Alexandra Pelosi's documentary,
Friends of God, is quite compelling. Certainly I'm not the first to say that, nor am I close to the first to blog about it. There are a few things, though, that I might highlight about it and try to apply my slightly-less-usual take on them.
There is an excerpt on
YouTube right now about the group
Answers in Genesis and their traveling ministry that speaks in churches about evolution and creationism. They tend to focus upon children and young adults. I don't want to discuss the merits of their criticism of evolution (hint: it's meritless) or even get into an analysis of the ways in which they abuse the Bible for their own ends.
As a theologian, I am of course concerned with people's souls. When I watch that part of Pelosi's documentary, I get very concerned about the souls of those who present this material. At one point, the presenter puts up a slide that has a photoshopped picture of some ape with vaguely human features meshed into its face and asks "does your grandfather look like this?" Children are told that they have a choice: they can believe in scientists or they can believe in God. They are told that evolution was thought up in order to have a way to look at the world without having to believe in God.
The photoshop of Grandpa Monkey is a deliberate misrepresentation of what the theory of evolution teaches. Well, either the people who put together the presentation
know what evolution actually teaches and have chosen to
lie about it, or they are so ignorant of evolution that they are
lying about their qualifications to speak authoritatively about evolution. Either way they have trapped themselves into a situation in which they deceive people - mostly children - on a regular basis. It's one thing to believe that evolution is not true, it's quite another to misrepresent what evolution says on its most basic level.

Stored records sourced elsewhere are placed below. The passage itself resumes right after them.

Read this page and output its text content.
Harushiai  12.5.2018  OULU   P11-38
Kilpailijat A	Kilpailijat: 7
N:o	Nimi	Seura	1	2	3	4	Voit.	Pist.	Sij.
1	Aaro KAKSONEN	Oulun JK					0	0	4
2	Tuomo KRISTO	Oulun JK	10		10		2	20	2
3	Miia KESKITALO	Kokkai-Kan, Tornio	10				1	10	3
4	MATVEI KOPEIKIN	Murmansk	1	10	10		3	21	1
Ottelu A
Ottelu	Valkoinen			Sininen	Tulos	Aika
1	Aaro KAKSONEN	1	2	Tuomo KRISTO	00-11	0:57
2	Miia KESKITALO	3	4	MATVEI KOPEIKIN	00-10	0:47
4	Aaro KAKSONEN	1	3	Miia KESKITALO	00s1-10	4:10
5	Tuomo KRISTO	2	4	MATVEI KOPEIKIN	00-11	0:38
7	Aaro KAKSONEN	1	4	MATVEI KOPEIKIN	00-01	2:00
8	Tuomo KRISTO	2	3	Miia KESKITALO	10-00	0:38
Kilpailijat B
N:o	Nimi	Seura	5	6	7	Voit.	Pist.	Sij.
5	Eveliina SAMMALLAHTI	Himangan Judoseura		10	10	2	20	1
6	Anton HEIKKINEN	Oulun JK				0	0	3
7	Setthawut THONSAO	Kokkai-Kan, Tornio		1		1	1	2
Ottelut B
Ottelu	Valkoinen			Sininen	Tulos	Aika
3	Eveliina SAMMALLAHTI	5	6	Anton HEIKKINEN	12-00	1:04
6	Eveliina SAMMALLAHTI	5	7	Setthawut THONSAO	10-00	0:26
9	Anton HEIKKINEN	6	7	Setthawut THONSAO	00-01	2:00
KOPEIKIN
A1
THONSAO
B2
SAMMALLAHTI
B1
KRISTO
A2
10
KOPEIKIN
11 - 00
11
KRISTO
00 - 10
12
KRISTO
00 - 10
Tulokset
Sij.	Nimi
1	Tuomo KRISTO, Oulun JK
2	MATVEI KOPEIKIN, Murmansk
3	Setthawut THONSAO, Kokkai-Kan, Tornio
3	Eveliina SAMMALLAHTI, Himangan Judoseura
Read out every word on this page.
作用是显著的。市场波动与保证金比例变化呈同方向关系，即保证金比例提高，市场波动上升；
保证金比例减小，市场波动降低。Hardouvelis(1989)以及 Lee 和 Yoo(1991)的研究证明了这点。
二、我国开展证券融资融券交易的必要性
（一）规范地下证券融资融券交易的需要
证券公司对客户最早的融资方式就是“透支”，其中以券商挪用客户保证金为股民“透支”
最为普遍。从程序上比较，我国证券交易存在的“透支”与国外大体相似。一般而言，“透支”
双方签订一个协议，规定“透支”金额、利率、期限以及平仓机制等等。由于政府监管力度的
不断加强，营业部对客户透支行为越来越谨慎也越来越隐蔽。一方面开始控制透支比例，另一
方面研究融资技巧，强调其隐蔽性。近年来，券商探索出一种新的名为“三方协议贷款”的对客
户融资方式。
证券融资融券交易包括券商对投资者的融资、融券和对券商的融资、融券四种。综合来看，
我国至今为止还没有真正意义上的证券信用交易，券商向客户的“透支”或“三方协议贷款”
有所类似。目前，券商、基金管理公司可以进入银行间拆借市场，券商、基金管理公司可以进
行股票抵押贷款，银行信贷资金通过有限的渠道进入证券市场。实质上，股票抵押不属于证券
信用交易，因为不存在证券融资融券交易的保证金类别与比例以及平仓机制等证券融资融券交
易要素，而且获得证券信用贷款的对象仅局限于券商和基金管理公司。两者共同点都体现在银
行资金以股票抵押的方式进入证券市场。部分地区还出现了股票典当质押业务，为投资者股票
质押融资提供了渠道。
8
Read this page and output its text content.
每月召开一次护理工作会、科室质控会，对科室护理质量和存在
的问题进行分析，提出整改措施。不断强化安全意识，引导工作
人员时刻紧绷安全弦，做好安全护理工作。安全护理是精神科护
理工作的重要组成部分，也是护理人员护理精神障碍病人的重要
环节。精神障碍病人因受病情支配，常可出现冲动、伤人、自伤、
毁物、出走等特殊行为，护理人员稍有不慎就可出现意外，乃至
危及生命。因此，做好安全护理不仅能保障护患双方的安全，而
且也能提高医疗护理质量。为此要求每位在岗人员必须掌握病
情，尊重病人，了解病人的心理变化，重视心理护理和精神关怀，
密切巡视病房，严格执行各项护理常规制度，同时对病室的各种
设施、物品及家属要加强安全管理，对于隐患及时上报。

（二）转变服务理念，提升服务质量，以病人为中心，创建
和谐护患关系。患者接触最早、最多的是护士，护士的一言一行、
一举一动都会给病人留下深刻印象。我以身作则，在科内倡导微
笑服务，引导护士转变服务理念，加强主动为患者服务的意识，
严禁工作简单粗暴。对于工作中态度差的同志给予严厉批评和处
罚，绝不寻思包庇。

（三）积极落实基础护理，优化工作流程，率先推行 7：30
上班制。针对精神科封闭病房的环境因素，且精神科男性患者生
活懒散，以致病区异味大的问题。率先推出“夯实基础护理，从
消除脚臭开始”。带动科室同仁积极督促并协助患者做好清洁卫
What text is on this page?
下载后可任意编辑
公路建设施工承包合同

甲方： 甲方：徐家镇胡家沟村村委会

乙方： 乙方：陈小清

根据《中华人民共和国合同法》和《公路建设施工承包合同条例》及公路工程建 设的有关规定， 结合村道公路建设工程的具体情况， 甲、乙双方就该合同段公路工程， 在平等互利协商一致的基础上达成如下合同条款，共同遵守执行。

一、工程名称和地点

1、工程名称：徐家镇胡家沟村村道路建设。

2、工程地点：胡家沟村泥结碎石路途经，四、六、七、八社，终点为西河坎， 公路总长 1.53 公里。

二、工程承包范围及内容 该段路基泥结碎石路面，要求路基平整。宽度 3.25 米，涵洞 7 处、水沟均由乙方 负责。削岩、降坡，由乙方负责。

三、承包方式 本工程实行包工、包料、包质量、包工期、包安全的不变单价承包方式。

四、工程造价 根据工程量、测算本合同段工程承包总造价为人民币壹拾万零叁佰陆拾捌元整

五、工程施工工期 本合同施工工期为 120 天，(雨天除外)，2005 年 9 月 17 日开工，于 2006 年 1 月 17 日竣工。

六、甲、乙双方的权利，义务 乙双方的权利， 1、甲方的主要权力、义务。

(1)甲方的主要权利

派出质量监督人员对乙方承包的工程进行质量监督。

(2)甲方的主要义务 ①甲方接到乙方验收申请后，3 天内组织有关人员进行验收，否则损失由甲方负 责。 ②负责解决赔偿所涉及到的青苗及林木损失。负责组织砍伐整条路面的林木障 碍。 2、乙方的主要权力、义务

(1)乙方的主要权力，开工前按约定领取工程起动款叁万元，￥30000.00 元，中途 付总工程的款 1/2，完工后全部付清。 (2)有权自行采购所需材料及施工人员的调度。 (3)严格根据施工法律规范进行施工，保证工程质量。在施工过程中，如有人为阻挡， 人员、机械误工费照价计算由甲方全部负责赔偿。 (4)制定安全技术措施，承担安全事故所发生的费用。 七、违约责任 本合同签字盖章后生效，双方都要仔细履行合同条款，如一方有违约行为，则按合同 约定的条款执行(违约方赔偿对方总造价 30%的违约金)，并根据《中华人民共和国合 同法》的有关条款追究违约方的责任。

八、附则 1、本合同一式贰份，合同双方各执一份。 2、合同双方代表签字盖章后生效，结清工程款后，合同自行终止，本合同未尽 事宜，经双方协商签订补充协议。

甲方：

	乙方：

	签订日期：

This excerpt also highlights how most creationism is a repudiation of "godless" evolution rather than a positive presentation of creationist science. Their interest is not so much in proving creationism as it is in disproving, case by case, the claims of modern science. Of course, without the idea of evolution being godless and anti-Bible there is no need to develop Creation Science. The dichotomy they are creating between scientists and God, while effective at getting children and even young adults to accept their rather fantastical interpretation of Scriptures, is also the seed of rejection, waiting to sprout once they leave the protective custody of their churches and parents and start to engage, on their own, the world of ideas that exists for the rest of us.
By teaching them to base their faith more on a rejection of modern science than an acceptance of a relationship with God, they fail in their responsibility as teachers and leaders within the church. Matthew 18:6 says, "But if you cause one of these little ones who trusts in me to fall into sin, it would be better for you to have a large millstone tied around your neck and be drowned in the depths of the sea." I'm not going to say that they definitely cause "little ones" to "fall into sin." But the danger is there, both for the people who teach this dreck and for those who listen and believe.